The manufacture of FinFETs typically leverages a self-aligned process to produce extremely thin fins, e.g., 20 nm wide or less, on the surface of a substrate using selective-etching techniques. A gate structure is then deposited to contact multiple surfaces of each fin to form a multi-gate architecture.
The gate structure may be formed using a gate-first or a gate-last fabrication process. A gate-last process, such as a replacement metal gate (RMG) process, utilizes a sacrificial or dummy gate, which is typically replaced by a functional gate after device activation, i.e., after dopant implantation into source/drain regions of the fins and an associated drive-in anneal, in order to avoid exposing the functional gate materials to the thermal budget associated with activation.

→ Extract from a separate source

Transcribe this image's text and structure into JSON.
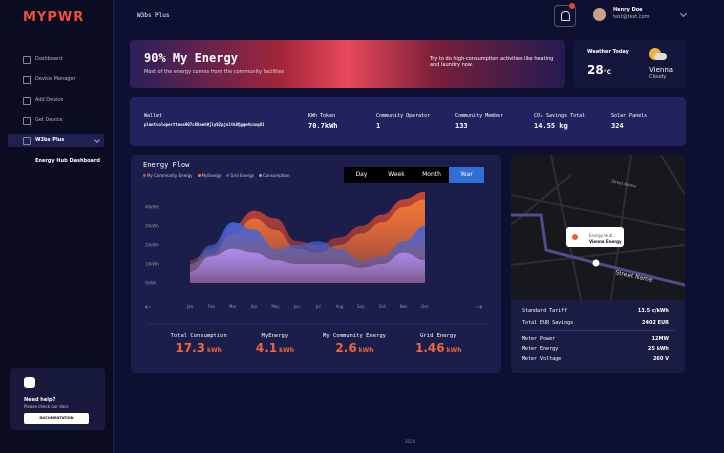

Prior to removing the sacrificial gate and forming a functional gate, a gate cut module may be used to sever (i.e., segment) the sacrificial gate in order to define and isolate plural adjacent devices. In association with such a process, portions of the sacrificial gate are removed to form openings that are backfilled with an etch selective dielectric material, i.e., isolation layer, that provides a barrier between adjacent functional gates following removal and replacement of the remaining sacrificial gate material. At advanced nodes, however, notwithstanding recent developments, it remains a challenge to define a gate cut opening with both the desired critical dimension(s) and alignment precision amidst a plurality of densely-arrayed fins.
In comparative structures, misalignment of the gate cut can present a challenging geometry for the conformal deposition of various layers between a fin and the isolation layer filling the gate cut opening adjacent to the fin. Following deposition of a high-k (gate dielectric) layer over the fins, for example, a reliability anneal to improve the properties of the high-k material may include, prior to the annealing step, the deposition of a sacrificial stack of layers, including a conformal layer of titanium nitride over the high-k layer, and the deposition of a layer of amorphous silicon over the layer of titanium nitride.
In misaligned structures where the fin-to-isolation layer distance is less than the design intent, the layer of amorphous silicon may pinch off and incompletely fill the space between the fin and the isolation layer, thus forming a void. The void may trap oxygen that, during the high temperature (e.g., 1000° C.) anneal, causes oxidation of the amorphous silicon and the formation of a layer of silicon dioxide within the void.
Following the anneal, removal of the sacrificial layer of amorphous silicon and the sacrificial layer of titanium nitride may proceed with an initial etching step to strip the native oxide (silicon dioxide) from the surface of the amorphous silicon layer using, for example, a wet etch chemistry including HF, followed by a further etching step to remove the amorphous silicon and the titanium nitride. Hot ammonia, for example, may be used to etch amorphous silicon.
In conjunction with the foregoing process, following removal of the amorphous silicon and the layer of titanium nitride, a residual layer of silicon dioxide formed within one or more voids may remain within the space between the fin and the adjacent isolation layer and interfere with the deposition of layers within that space during subsequent processing. At this stage of processing, an oxide etch suitable to remove the silicon dioxide residue would damage the exposed high-k layer. As such, complete removal of the silicon dioxide layer poses a challenge.
In addition to, or in lieu of the foregoing, misalignment of the gate cut may result in the undesired pinch off of other later-formed layers within the gap between the fin and the isolation layer, such as a work function metal (WFM) layer formed over the fins as part of a functional gate stack.